The College’s rule on newspapers is clear: Fuck you, fuck you, fuck you, fuck you.
But it seems that rule has not stopped The Williams The Record, an underground cell of supposed “journalists,” all of whom have for sure never done a keg stand. Fortunately, however, our field pledges have shone a light on this scourge.
Cringe Organization With Significant Subpar Heads
Run by a bunch of total geeds, William Record often drones on and on about investigations into shit nobody cares about like underground fraternities. I mean, what is it with people these days making a big conspiracy about nothing. Sure, our Mondo Chieftain branded some frosh last week with a large epsilon symbol and maybe, just maybe, Tyler, our Big Kahuna, was found on top of Schow the other night passed out in a toga, but come on. The idea that there’s some sort of secret, underground, hidden, concealed, out of sight, disguised, shrouded, veiled, translucent fraternity is frankly outrageous.
Is it now a crime these days, for me to get absolutely blistered with my boys, do a couple lines of coke, put on the skin of a deer which I strangled with my bare hands, and then tie some kid to a chair for forty-five hours while I play Careless Whisper by George Michael on loop for the whole time? I mean is this what we’ve come to, labelling anything we don’t like or feel good about as a fraternity? What sort of a society do we live in where we value “journalists” (lame) over brothers (cool)?
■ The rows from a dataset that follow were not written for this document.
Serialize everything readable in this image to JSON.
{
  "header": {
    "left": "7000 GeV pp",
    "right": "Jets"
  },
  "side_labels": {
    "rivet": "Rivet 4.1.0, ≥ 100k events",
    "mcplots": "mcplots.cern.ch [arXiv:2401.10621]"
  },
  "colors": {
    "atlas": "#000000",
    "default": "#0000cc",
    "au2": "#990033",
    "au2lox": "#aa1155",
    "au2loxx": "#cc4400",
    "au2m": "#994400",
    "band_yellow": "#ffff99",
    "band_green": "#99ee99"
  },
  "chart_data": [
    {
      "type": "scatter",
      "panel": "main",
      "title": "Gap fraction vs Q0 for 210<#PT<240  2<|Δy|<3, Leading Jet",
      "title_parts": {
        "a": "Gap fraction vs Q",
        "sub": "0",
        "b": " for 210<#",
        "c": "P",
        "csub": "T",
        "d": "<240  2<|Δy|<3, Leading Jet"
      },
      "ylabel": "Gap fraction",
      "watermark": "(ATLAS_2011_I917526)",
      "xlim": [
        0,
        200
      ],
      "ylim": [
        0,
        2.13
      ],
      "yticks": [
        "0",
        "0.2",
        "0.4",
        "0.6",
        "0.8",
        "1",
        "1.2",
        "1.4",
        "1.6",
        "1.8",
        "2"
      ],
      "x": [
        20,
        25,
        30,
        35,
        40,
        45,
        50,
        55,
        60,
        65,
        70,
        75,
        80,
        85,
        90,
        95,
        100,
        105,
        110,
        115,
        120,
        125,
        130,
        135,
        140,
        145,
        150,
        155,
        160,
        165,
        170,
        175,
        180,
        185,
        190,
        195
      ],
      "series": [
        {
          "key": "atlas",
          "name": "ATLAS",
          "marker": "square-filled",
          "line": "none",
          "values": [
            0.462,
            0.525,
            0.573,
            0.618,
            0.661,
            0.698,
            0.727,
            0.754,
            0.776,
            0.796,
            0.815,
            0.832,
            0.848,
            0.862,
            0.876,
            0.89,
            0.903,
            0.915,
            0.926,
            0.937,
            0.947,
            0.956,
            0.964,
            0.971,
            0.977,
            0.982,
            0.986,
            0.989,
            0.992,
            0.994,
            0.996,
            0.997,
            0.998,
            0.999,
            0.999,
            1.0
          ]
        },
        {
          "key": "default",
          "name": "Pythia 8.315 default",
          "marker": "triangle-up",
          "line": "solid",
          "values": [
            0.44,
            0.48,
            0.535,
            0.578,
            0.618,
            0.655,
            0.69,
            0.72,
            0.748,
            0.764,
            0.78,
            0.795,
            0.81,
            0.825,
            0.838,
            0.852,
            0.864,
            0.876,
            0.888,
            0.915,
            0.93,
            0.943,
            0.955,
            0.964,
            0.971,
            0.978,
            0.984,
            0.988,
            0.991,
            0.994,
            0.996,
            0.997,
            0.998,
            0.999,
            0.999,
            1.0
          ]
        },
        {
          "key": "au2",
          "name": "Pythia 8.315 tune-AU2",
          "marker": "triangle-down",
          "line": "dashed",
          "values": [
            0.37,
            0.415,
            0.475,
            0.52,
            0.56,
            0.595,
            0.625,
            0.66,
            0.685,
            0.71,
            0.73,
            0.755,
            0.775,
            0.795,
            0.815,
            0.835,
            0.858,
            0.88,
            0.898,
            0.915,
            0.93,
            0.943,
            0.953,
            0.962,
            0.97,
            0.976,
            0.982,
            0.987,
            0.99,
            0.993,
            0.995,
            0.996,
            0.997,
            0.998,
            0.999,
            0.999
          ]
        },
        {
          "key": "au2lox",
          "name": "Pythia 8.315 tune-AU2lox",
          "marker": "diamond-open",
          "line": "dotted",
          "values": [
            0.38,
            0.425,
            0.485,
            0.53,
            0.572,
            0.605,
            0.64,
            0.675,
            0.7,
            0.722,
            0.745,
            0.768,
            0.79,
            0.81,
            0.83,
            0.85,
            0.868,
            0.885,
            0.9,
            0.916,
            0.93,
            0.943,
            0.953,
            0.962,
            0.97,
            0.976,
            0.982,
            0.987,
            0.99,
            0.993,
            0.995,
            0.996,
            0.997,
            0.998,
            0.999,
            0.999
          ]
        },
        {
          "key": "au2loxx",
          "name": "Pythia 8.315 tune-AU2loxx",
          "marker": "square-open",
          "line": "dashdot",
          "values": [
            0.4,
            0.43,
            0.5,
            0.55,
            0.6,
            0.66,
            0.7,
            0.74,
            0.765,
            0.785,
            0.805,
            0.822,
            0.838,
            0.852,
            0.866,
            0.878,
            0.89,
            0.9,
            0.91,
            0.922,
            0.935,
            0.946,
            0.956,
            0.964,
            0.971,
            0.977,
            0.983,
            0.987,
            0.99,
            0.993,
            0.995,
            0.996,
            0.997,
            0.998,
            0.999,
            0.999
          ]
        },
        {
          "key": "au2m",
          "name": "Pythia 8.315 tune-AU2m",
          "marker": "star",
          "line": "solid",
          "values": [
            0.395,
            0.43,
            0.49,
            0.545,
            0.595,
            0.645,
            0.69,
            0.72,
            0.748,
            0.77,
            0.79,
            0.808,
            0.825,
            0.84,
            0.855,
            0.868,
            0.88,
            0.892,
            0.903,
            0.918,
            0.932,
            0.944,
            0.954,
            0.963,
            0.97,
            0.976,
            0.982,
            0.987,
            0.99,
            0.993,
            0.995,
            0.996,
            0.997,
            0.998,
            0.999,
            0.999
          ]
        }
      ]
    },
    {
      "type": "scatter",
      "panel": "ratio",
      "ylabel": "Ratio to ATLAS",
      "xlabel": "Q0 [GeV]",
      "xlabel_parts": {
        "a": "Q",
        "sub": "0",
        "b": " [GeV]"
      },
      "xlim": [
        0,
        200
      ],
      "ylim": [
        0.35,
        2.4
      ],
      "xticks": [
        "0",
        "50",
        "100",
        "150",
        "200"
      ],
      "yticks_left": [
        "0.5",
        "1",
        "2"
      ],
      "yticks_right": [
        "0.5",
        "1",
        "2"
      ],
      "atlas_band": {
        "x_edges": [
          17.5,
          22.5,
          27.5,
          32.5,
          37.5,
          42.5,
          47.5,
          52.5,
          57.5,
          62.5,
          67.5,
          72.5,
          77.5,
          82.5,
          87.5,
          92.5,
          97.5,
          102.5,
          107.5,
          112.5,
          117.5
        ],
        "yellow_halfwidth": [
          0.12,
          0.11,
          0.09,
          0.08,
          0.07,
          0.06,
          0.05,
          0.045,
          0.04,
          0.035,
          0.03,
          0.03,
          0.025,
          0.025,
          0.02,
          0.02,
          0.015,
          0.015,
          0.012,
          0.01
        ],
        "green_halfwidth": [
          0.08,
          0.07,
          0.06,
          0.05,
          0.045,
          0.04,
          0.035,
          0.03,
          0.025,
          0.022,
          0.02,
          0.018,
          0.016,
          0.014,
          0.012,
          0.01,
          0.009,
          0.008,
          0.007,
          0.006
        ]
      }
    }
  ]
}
Reluctance to Play Us in Pong
Other than sending in an Op-Ed entitled, “I’m Gonna Beat the Fuck Out of You,” contacting The William Record has proven to be especially difficult. When cornered by our enforcer main dude, Ford Bronco ‘22, several editors of the features section refused to take us up on our offer of a quick game of pong even after we told them they could call electricity. Just a bona fide group of herbs if you ask me. Regardless, someone on this campus has to work to keep us all safe from the scourge that is print journalism, and we at St. Anthony Hall will not rest until every natty has been drunk, every cup has been stacked, and every “newspaper” has been torn to pieces.
St. Anthony Hall would like to continue its reporting on underground newspapers. If you have any information about the Williams Record or similar organizations, past or present, please shut the fuck up.